April 14, 2016 4 min read 1 Comment
Over the past few months, we’ve been thinking a lot about how to move Princess Awesome forward. One of the big decisions we needed to make was whether to pursue wholesale accounts - getting our dresses to hang in small boutiques and department stores.
This was not an easy decision. There are definite benefits to selling wholesale: built-in marketing from a store that clients know and love, exposure to new customers, selling in bulk (which means larger production runs and therefore lower production costs), and the je ne sais quois of knowing that our products are out there hanging in awesome stores all around the country.
But after serious thought and consideration - as well as the clear feedback we received from our recent customer survey - we’ve decided that maintaining a direct-to-consumer business model is the right choice for Princess Awesome. Here’s why:
Boutiques buy products for their stores 6 - 8 months in advance. That means that stores are buying for fall in January and for spring in October. Selling directly on our website means that we can produce on a timeframe that works for us and our customers. Because of the high cost of new product development, we can more effectively manage our cash flow - something very important for a small business - when creating new products. We can expand or contract our plans quickly rather than being tied to producing a certain number of products far in advance.
The two ways to truly grow a wholesale business are to show products at trade shows and to hire a sales rep. And the thing those two things have in common? They’re expensive. Setting up and decorating a booth at a trade show, not to mention the travel costs, can run to many thousands of dollars. And, as we’ve heard from other small businesses who have attended trade shows, there is no guarantee that you’ll see a return on that investment.
There are also many boutiques that only take product pitches seriously from sales reps they’ve worked with before. Since we would have to hire that person as staff, it would be another large expense for our budding business.

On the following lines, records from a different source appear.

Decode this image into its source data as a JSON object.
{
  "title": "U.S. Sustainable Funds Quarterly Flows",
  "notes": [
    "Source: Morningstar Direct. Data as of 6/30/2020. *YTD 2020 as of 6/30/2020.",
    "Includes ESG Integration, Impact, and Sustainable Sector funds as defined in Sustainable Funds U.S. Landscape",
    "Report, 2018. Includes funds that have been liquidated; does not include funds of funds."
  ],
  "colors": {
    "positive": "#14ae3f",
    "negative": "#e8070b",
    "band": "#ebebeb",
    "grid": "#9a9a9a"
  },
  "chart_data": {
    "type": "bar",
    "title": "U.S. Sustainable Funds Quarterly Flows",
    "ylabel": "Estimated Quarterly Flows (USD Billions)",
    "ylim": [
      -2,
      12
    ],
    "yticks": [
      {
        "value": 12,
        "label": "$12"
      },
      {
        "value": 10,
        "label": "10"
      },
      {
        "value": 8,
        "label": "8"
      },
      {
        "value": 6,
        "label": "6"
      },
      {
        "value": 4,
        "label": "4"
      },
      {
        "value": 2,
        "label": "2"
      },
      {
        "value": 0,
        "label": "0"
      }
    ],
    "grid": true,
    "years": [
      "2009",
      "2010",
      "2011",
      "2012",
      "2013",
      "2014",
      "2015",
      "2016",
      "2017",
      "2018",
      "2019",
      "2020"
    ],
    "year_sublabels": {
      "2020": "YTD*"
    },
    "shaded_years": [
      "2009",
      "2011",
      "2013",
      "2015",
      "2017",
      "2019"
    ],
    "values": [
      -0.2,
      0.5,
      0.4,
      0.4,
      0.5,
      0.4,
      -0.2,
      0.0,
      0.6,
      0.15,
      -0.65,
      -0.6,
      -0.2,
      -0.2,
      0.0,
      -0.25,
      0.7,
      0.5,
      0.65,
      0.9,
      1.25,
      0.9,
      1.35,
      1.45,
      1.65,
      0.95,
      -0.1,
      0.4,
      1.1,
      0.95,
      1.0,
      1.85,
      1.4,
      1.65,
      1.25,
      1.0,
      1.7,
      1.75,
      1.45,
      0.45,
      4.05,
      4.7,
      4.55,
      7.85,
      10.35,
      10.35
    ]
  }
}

By focusing on selling directly to consumers on-line,we can skip these expenses and devote those resources - both time and money - into maintaining excellent customer service and developing new products.
I’m not sure if you’ve noticed, but we LOVE hearing from you. We love getting to hear about how the girls in your life are wearing their Princess Awesome dresses and what you and they think of them. We love helping with sizing questions and making sure your gift note appears correctly. Seriously, we love it. And, as a new business, we very much rely on your feedback about sizing and product options as we work on creating new products for you.
We don’t want to give that up. We really love you all.
This was the most significant consideration for us. We received over a dozen requests for wholesale information from boutiques during our Kickstarter. We thought at the time that we’d love to do wholesale! After the craziness of the campaign died down, we looked into the pricing structure that companies and retailers use for wholesale. Here’s the standard, keystone pricing model:
We realized that with most of our products, there was no way we could hit these price targets and have the final retail price not be completely insane. So we politely declined.
The only product that got even close to matching these targets was the Play Dress. We kept our price for the Play Dress at $48.50 to leave open the option of doing some wholesale orders. We wanted to pound the pavement a bit, talk to local boutique owners, and put more thought into the possibility of wholesale before ruling it out altogether.
We did that. Then we thought about all the considerations above. We sent out a survey and 45% of you thought our prices are just right (particularly those of you who have purchased from us and have seen the quality of the dresses), and 55% thought our prices are too high. (see survey results below)
And we thought about that feedback, too.
And we decided that the benefits of selling directly to customers, including being able to lower the prices on the Play Dresses, outweighed the potential benefits of pursuing wholesale accounts at this point in the life of our business.
So our Play Dresses are now $39, instead of $48.50. We feel really good about this decision, and we hope you do, too.
Appendix A: The Busy Dresses
Throughout all of this, you might be wondering: What about the Busy Dresses? Can you lower the price on those, too?
The answer is that the Busy Dresses are already priced at halfof what their standard retail price should be. Just barely hitting wholesale prices.
With 8 - 10 individual panels for each dress that have to be cut separately and carefully sewn on (a process that involves folding down the edges by 2 millimeters to create a smooth, neat seam), along with the pockets, and applique vehicles at the ends of the sash, this dress is incredibly labor intensive for the fantastic seamstresses who sew for our factory, Sew Precise, in Chicago, Illinois. We’ve already begun to rethink the dress to lower the production costs, but for now, the price will stay where it is at $79 - expertly, ethically made here in the USA.